I was very surprised to receive an email this morning from somebody saying that they delete the whole dimension table and insert all rows again, and they use surrogate keys. And they are having problem because the existing rows get new surrogate keys.
Whenever I heard “delete all rows in the dim table” a big alarm bell rang in my head. The word “delete” and “dim table” should not be in the same sentence!
This is the second time this month I encountered people doing this and I suspect there are many others out there doing the same thing, and having exactly the same problem. So I thought I have to write about this asap. So here it goes.
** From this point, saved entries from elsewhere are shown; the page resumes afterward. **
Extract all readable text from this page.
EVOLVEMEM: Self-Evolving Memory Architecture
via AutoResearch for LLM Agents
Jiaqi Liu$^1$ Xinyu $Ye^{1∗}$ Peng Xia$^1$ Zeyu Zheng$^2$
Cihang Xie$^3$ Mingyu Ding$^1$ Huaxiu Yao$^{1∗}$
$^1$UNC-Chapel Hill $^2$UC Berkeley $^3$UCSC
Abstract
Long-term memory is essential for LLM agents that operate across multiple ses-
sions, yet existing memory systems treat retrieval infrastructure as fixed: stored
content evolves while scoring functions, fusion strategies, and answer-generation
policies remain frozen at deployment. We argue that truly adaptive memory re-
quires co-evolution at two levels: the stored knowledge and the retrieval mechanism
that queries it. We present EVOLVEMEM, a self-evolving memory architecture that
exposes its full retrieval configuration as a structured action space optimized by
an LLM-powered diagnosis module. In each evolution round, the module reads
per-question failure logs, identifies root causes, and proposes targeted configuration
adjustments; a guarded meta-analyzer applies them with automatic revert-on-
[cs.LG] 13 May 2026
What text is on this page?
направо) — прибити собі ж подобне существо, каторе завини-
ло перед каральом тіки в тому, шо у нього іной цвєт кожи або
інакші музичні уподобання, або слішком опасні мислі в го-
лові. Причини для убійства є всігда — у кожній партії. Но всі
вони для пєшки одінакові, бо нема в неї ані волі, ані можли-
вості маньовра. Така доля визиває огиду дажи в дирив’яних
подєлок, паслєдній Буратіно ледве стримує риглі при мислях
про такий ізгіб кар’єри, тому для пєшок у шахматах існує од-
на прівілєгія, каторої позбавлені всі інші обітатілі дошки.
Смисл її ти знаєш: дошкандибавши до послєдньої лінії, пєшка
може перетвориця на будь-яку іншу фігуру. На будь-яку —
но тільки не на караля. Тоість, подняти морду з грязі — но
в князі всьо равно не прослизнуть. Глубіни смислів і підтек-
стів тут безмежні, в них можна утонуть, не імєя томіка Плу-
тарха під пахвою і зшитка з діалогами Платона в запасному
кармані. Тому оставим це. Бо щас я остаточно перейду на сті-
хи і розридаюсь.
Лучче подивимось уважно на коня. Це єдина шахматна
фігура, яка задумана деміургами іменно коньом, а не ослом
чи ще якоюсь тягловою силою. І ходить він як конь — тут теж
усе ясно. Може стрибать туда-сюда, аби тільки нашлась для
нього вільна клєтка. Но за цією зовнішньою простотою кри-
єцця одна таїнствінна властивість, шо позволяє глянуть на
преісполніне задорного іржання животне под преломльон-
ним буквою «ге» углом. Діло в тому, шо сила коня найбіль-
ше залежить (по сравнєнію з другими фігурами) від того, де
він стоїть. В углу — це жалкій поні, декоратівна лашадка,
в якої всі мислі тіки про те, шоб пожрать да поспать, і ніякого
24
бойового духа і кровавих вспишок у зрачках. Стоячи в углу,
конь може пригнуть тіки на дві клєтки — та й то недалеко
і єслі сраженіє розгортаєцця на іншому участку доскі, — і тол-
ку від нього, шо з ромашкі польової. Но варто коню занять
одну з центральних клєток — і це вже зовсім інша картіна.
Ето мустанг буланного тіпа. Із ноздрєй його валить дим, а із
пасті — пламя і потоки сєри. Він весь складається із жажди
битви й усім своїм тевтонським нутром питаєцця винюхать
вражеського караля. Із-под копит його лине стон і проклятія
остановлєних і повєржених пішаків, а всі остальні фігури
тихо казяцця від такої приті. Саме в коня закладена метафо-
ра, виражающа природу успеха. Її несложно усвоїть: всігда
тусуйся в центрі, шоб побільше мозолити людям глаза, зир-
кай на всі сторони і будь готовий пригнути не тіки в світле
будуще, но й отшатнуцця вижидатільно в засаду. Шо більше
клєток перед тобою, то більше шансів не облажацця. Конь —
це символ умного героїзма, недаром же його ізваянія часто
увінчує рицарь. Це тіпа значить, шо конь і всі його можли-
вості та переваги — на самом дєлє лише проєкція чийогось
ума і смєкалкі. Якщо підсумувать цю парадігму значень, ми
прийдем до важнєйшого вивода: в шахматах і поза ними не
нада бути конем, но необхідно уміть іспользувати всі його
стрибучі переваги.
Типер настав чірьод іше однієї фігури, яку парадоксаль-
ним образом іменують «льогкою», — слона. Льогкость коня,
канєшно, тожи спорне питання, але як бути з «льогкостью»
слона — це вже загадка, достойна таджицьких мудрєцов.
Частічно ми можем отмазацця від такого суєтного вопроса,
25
As always it is better to explain using an example. Say it’s a Member dimension. In the source system we have Membership table, like this:
And in the data warehouse we have Member dimension, like this:
There are 2 types of changes happening in the source Membership table:
- Change to an existing row
- New row created
Let’s make these 2 types of changes: change Ayane’s name to Eyane and create a new member: Agus Salim, like this:
When we truncate the Member dimension and reload all rows, this is what we get:
All members get new surrogate keys.
G48’s surrogate key changed from 1 to 3.
G49’s surrogate key changed from 2 to 4.
That is the issue about “And they are having problem because the existing rows get new surrogate keys” that I mentioned at the beginning of this article.
The problem with G48’s SK changed from 1 to 3 is: the fact table row for G48 is still referring to SK = 1. Now the fact table SKs don’t match with the dim table SKs, causing issues when you join them.
As I said above, we should not delete from the dim table. Instead, we should update changed rows, and insert new rows. After the update, the dim table should be like this:
So once again, the word “delete” and “dim table” should not be in the same sentence!